Sarah Wheeler Etherington
BIRTHDATE: 21 Oct 1840 Graveley, England DEATH: 17 March 1899 West Weber, Weber Co., Utah PARENTS: John Wheeler Elizabeth Gillings PIONEER: 4 Sep 1857 William Walker Wagon Train SPOUSE: Thomas Etherington MARRIED: 9 March 1858 Salt Lake Endowment House DEATH SP: 20 Jan 1907 West Weber Weber Co., Utah.
CHILDREN: Elizabeth Ann (Hadley), 29 Dec 1858 Sarah Jane (Goodale), 30 Jan 1860 Mary Eliza (McFarland), 19 Jul 1862 Susan Adelia (McFarland), 2 Apr 1864 Frances Alice (Charlton), 9 Mar 1866 Ellen Marie, 4 Jan 1868 Thomas William, 29 Sep 1869 Emily Edith, 22 Oct 1870 Laura May (Blanch), 2 Jun 1873 Esther Caroline (McFarland), 13 Feb 1876 George William, 31 Oct 1879 James Albert, 31 Oct 1882
Sarah Wheeler was born in October, 1840, in England as the fourth child. Her parents had been among the first in England to accept the restored Gospel. When she was two weeks old she received a Mormon christening and blessing from Elder Joseph Fielding, uncle of Joseph Fielding Smith, later president of the Church. Sarah was brought up in the Church by parents who were enthusiastic, and strong in the faith. At the age of nine, Sarah came to the United States with her parents and siblings. They stopped over for two years in Cincinnati, Ohio, then traveled on to Council Bluffs, Iowa. They remained here another five or six years before proceeding on to Utah. The Wheeler family arrived in Utah on the 4th of September 1857. They settled in Slaterville, Weber County, Utah.

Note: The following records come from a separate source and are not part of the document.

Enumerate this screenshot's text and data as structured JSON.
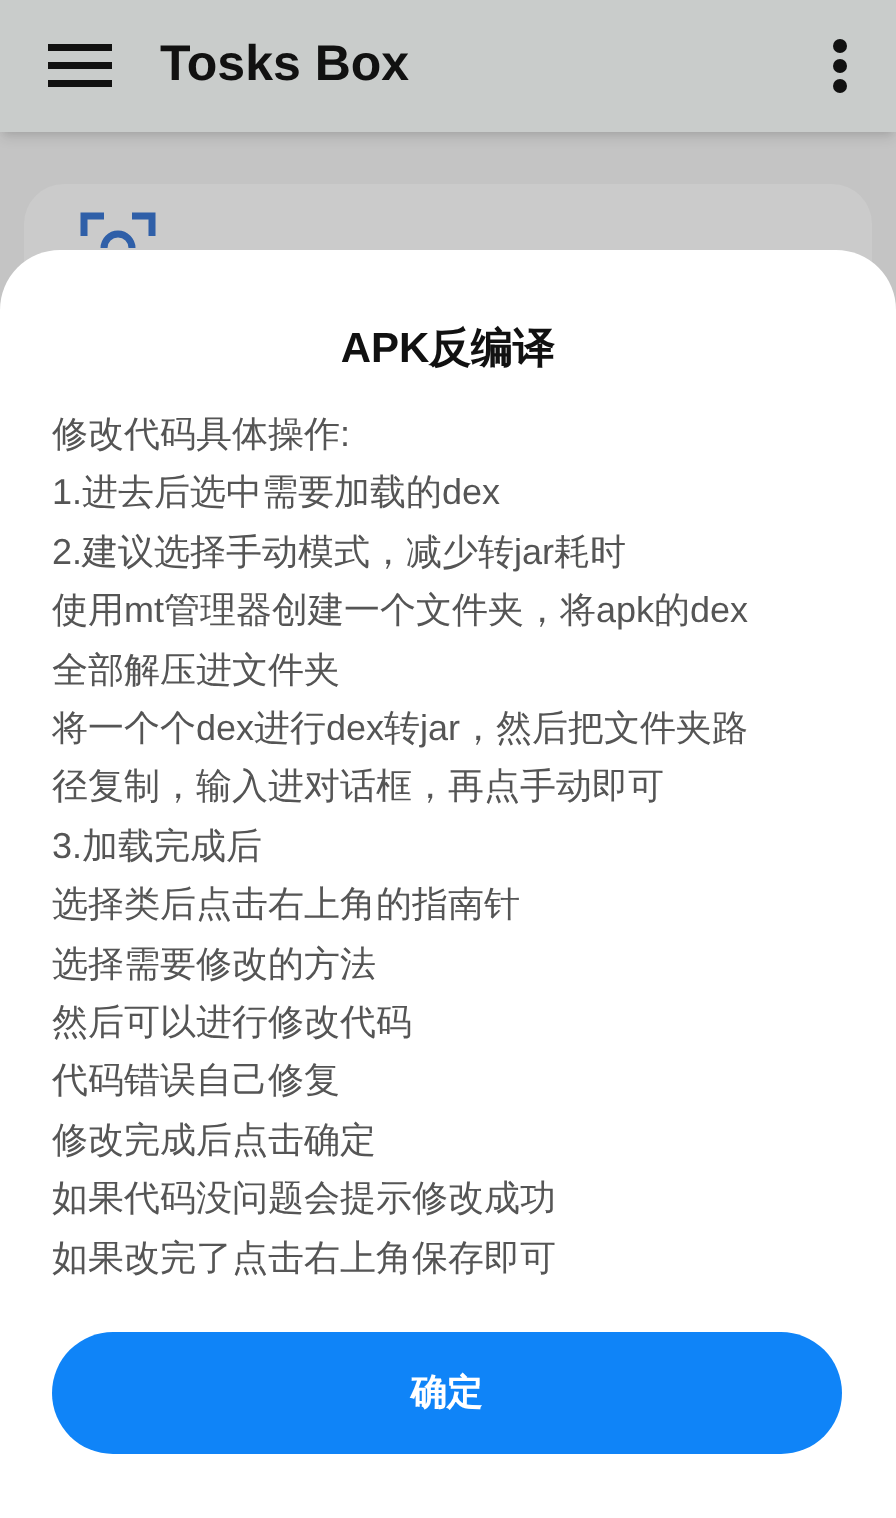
{
  "app_bar": {
    "title": "Tosks Box"
  },
  "dialog": {
    "title": "APK反编译",
    "lines": [
      "修改代码具体操作:",
      "1.进去后选中需要加载的dex",
      "2.建议选择手动模式，减少转jar耗时",
      "使用mt管理器创建一个文件夹，将apk的dex",
      "全部解压进文件夹",
      "将一个个dex进行dex转jar，然后把文件夹路",
      "径复制，输入进对话框，再点手动即可",
      "3.加载完成后",
      "选择类后点击右上角的指南针",
      "选择需要修改的方法",
      "然后可以进行修改代码",
      "代码错误自己修复",
      "修改完成后点击确定",
      "如果代码没问题会提示修改成功",
      "如果改完了点击右上角保存即可"
    ],
    "button": "确定"
  }
}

Sarah met Thomas Etherington, and they were married in the Endowment House in Salt Lake City in March, 1858, when she was seventeen. They made their home in Slaterville until the spring floods of the Weber River inundated their home and farmland. Then they moved to higher ground on the south side of the river and made their home there in West Weber, where they remained the rest of their lives. Sarah had a large family and several hired men to feed. She raised three of her brother's children. She was an unusually fine cook, did a lot of knitting and hand-sewing. She was a kind, gracious woman who radiated good will. Sarah served for twenty-eight years in the presidency of the West Weber Ward Relief Society (North Weber Stake), from 1871 to the day of her death. She passed away at her home in 1899. The ward had planned a special program for that day of the Relief Society anniversary, but the celebration was postponed out of respect for Sarah's passing. An obituary in the Deseret Evening News noted that she had held her long position in the Relief Society "with honor and trust until the time of her death. A more even tempered, kind-hearted woman would be hard to find." She and her husband are buried in the Ogden City Cemetery.